As the 21st century gains momentum, progressives all over the world are using modern technology and social media to unite in a manner that transcends the divisions resulting from race, regionalism, gender, sexuality, and place of national origin. Yet even as people connect and share through these social forums in a manner that breaks superficial barriers, many individuals are using online message boards and other conduits for communication to purport racism. Interestingly, Twitter seems to be one of the primary mediums through which these prejudicial paradigms are being published and promoted.
That people use twitter to make racist statements is plain. During Obama’s speech regarding the tragic shooting in Newtown, Connecticut, several young tweeters expressed their racialized outrage over the fact that the President’s commentary pre-empted their observation of the scheduled Sunday night football game by referring to him with the ‘n’ word. In taking note of this depravity, NewsOne For Black America reported that University of North Alabama football player Bradley Patterson was taken off the team after sending a tweet in which he referred to Obama with the ugly epithet. In explaining this decision, the UNA Athletic Director Mark Linder stated that the inappropriate tweet could not be condoned.

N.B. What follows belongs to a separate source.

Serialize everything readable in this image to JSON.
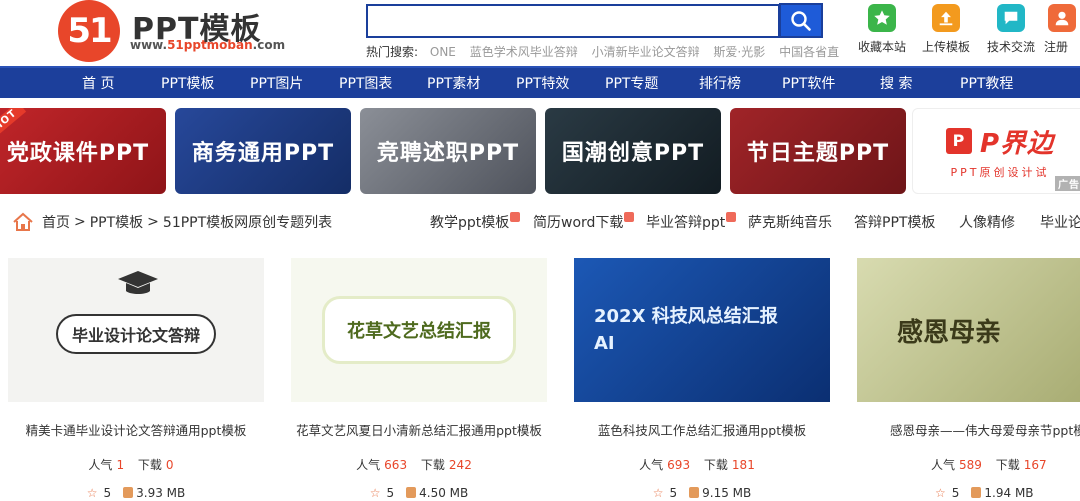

In reviewing the recent recidivistic developments that unveil how online forms of social media are being used to advance racist rhetoric, I am led to consider my own interpretations of potentially bigoted and biased comments that are expressed through Twitter. Although I am a Democrat, I have a personal commitment to listening to and analyzing the commentary of Republican leaders so that I can gain a balanced and multifaceted understanding of political events as they unfold in America. It is for this reason that I took particular interest in hearing Sarah Palin’s response to the fact that radio host Laura Schlessinger repeatedly employed the ‘n’ word on her show in a manner many people found derogatory. After the uproar regarding her use of the epithet, talk of Schlessinger leaving the air led to Palin responding thus: “Dr. Laura: don’t retreat…reload! (Steps aside bc her 1st Amend.rights ceased 2exist thx 2 activists trying 2silence “isn’t American, not fair”). While many may argue that this statement does not constitute a racist tweet, I cannot agree. Although upholding our 1st Amendment right to freedom of speech is an important and perhaps patriotic thing to do, I have personally concluded that the underlying principle behind Palin’s response was the defense of a race-based and racist comment.
In light of the progress that many progressives have made in dismantling the racist paradigms that make sociocultural and economic inequality between blacks and whites a salient signifier of the country’s value system, I think it is important for individuals committed to principles of diversity and inclusion to maintain awareness of the way social media forums like Twitter are now being used as conduits for racist rhetoric. Perhaps analyzing this sort of derisive and divisive commentary will result in a deeper awareness of why people think and feel the way they do about historical realities rife with contemporary import.